I hate it when people try to correct my grammer and spelling here. Im literaturly slow and im proud of it.
Expectations, responsibilities, deadlines, being accountable, having to tell the truth, other people talking about their high expectations and being accountable.
I try not to hate. More dislike. Hate is a strong word. But I do hate when my gaming controller doesn't do what I intended. Not saying it didn't do what my hand movement did but just saying what I intended.
Bills. Cold weather. Beef Jerky costing $7.00. Remembering just now I forgot to buy milk today. Damnit!
I've never really got behind the idea of airing dirty laundry on clutchfans, but i almost started a thread here about this. I came to the crashing conclusion earlier tonight that my brother is a piece of ****. earlier, he and my other bro call me and offer to buy me a beer because it's my bday, I respectfully decline because, well, I don't drink beer. They insist with a couple of annoying texts and I cave. I meet them and we have a few pops, although, I asked the bartender for a glennfiddich, because it's my drink of choice and, like always, they grumble and spout nonsense of me being on a high horse...I roll my eyes and chuckle because we have been down this road before, and honestly, they know I'm gonna eventually drink what pleases me....so if it annoys them that much, my thinking is....why bother? my brother sees me roll my eyes and says a few things, which I laugh off because it doesn't affect me, I think he knows it doesnt really bother me and becomes even more annoyed with the fact that I'm not bothered...and he proceeds to take shots at one of my kids via reprehensible comments. I had a few beers and a glennfiddich in me, so, I'm not thinking straight, and......I punched him. right in the bar. It was pretty tragic. I feel like an idiot. but......I draw a line when it comes to my kids. this spilled into the parking lot. I was trying to leave and my brother wanted to keep it going and came up to me and got right up in my kitchen and popped off about my kid again....so.....I punched him again. now is nose is opened wide up. there is blood everywhere, and my brother is down. I get in my truck and bail. basically, I hate my brother.
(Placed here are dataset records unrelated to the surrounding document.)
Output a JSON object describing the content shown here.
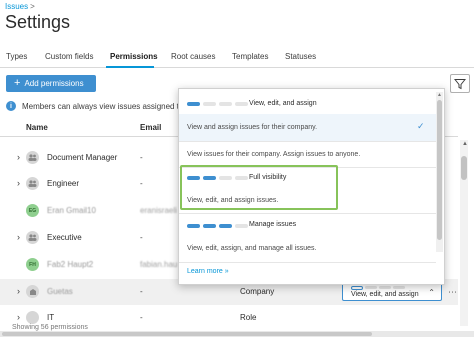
{
  "breadcrumb": {
    "parent": "Issues",
    "separator": ">"
  },
  "page": {
    "title": "Settings"
  },
  "tabs": [
    {
      "label": "Types"
    },
    {
      "label": "Custom fields"
    },
    {
      "label": "Permissions"
    },
    {
      "label": "Root causes"
    },
    {
      "label": "Templates"
    },
    {
      "label": "Statuses"
    }
  ],
  "active_tab": "Permissions",
  "toolbar": {
    "add_label": "Add permissions",
    "add_icon": "plus-icon",
    "filter_icon": "filter-icon"
  },
  "info": {
    "icon": "info-icon",
    "text": "Members can always view issues assigned to th"
  },
  "table": {
    "headers": {
      "name": "Name",
      "email": "Email"
    },
    "rows": [
      {
        "name": "Document Manager",
        "email": "-",
        "role": "",
        "type": "group"
      },
      {
        "name": "Engineer",
        "email": "-",
        "role": "",
        "type": "group"
      },
      {
        "name": "Eran Gmail10",
        "initials": "EG",
        "email": "eranisraeli",
        "role": "",
        "type": "user"
      },
      {
        "name": "Executive",
        "email": "-",
        "role": "",
        "type": "group"
      },
      {
        "name": "Fab2 Haupt2",
        "initials": "FH",
        "email": "fabian.hau",
        "role": "",
        "type": "user"
      },
      {
        "name": "Guetas",
        "email": "-",
        "role": "Company",
        "type": "company",
        "permission": "View, edit, and assign"
      },
      {
        "name": "IT",
        "email": "-",
        "role": "Role",
        "type": "group"
      }
    ]
  },
  "footer": {
    "count_text": "Showing 56 permissions"
  },
  "dropdown": {
    "options": [
      {
        "title": "View, edit, and assign",
        "description": "View and assign issues for their company.",
        "level": 1,
        "selected": true
      },
      {
        "title": "",
        "description": "View issues for their company. Assign issues to anyone.",
        "level": 1,
        "selected": false
      },
      {
        "title": "Full visibility",
        "description": "View, edit, and assign issues.",
        "level": 2,
        "selected": false
      },
      {
        "title": "Manage issues",
        "description": "View, edit, assign, and manage all issues.",
        "level": 3,
        "selected": false
      }
    ],
    "learn_more": "Learn more »"
  },
  "colors": {
    "accent": "#3e8fd0",
    "focus": "#87c35a",
    "link": "#0696d7"
  }
}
wow. sounds like he was trying to show you a good time, but your idea of a good time and his idea of a good time is completely different, some people don't need to drink and get hammered in order to have a good time, but some people do. especially people who want to forget about something or everything. considering that... you did what you had to do. maybe your brother is fighting his own devils now.
people using words that don't exist..specifically "irregardless" people using the term "reverse discrimination". It doesn't matter what ethnicity someone is, either its discrimination or its not.